Why does implicit type conversion results incorrectly in this code?

Question

#include <iostream>

int main()
{
    int number=65536;
    long long temp=number*number;
    std::cout << temp << std::endl;
    return 0;
}

Square of 65536 is obviously out of int's range. Now, if I had declared temp as an int, I would understand why this fails. But even though it's long long , the output is always 0. I believe this is somewhat related to implicit type conversion but I can't understand why the result is 0.

Is this because c++ simply doesn't allow converting int to long? If so, then why does this work with smaller numbers?

Answer 1

The type used for an operation depends on the operands used by that operation.

In the operation number*number, both operands are int. They are not small integer types and they are both of the same type, so there will be no implicit promotion.
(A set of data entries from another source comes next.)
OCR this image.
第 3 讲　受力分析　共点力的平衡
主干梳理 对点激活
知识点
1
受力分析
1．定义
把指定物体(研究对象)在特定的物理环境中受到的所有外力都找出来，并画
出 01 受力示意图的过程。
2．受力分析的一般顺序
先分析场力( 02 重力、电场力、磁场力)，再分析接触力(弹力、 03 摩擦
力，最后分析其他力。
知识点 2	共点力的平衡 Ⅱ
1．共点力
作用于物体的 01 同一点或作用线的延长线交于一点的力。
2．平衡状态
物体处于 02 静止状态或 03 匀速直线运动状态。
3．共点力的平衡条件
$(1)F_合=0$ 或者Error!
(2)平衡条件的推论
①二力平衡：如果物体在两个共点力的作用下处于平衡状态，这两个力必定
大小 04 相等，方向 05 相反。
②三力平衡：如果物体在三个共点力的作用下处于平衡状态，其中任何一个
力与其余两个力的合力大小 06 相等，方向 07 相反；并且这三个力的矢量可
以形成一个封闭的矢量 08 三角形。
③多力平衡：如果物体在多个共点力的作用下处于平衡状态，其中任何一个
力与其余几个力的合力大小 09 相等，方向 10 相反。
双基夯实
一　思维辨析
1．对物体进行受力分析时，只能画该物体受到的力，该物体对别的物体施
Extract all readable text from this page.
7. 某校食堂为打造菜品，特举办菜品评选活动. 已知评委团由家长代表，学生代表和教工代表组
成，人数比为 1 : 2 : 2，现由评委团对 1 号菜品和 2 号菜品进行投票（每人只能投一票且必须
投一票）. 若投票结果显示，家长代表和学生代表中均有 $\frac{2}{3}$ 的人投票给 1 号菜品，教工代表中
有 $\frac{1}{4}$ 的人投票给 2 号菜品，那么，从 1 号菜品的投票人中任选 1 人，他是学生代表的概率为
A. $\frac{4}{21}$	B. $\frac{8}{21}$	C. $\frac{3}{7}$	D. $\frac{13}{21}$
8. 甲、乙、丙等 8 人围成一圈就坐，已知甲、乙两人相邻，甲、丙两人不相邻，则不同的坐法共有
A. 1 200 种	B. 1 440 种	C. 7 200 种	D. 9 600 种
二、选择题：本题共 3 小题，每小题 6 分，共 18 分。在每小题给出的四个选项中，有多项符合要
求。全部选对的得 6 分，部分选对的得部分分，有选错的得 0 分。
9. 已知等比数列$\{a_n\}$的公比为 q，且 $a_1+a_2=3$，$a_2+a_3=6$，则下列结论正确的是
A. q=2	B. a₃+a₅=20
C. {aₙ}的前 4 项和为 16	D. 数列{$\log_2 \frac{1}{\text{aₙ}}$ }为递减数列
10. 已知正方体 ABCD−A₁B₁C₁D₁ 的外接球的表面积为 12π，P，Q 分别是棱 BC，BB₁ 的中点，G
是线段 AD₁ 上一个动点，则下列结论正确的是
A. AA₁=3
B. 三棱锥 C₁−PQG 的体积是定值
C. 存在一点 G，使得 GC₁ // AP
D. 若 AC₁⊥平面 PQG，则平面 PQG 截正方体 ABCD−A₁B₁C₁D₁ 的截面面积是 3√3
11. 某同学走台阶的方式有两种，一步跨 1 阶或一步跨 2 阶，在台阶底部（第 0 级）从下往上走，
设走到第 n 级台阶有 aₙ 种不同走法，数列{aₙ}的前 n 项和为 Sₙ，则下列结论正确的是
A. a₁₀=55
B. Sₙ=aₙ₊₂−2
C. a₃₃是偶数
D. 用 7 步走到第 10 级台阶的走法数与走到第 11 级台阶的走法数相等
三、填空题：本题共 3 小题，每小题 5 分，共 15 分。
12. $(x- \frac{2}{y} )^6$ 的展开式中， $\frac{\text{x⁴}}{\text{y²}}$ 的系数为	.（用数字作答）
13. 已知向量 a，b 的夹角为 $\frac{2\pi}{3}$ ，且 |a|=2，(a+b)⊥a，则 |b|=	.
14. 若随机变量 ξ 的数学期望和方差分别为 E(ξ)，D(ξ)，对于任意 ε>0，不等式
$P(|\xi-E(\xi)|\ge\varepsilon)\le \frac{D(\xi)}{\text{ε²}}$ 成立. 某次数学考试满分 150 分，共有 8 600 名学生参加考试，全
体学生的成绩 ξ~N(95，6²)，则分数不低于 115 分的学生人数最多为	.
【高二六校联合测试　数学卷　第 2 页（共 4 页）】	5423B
The multiplication will get carried out on type int and the result will be of type int.

That you happen to assign the result to a long afterwards doesn't affect the calculation at all.

The solution is to cast one or both operands to a type large enough to hold the result of the calculation.

Answer 2

(Note that the range of an int can be as small as -32767 to +32767.)

number * number is evaluated in int arithmetic since both arguments are of type int. The behaviour of your program is undefined due to your int overflowing.

The fact that you want to assign the result to a long long is not relevant.

One solution would be to write 1LL * number * number to force promotion of the arguments to long long types.

Answer 3

The compiler treats the multiplication as a multiplication between two int variables. It is the result of that multiplication that is converted to a long long for the initialization of the temp variable.

At least one of the operands of the multiplication needs to be a long long for overflow to not happen.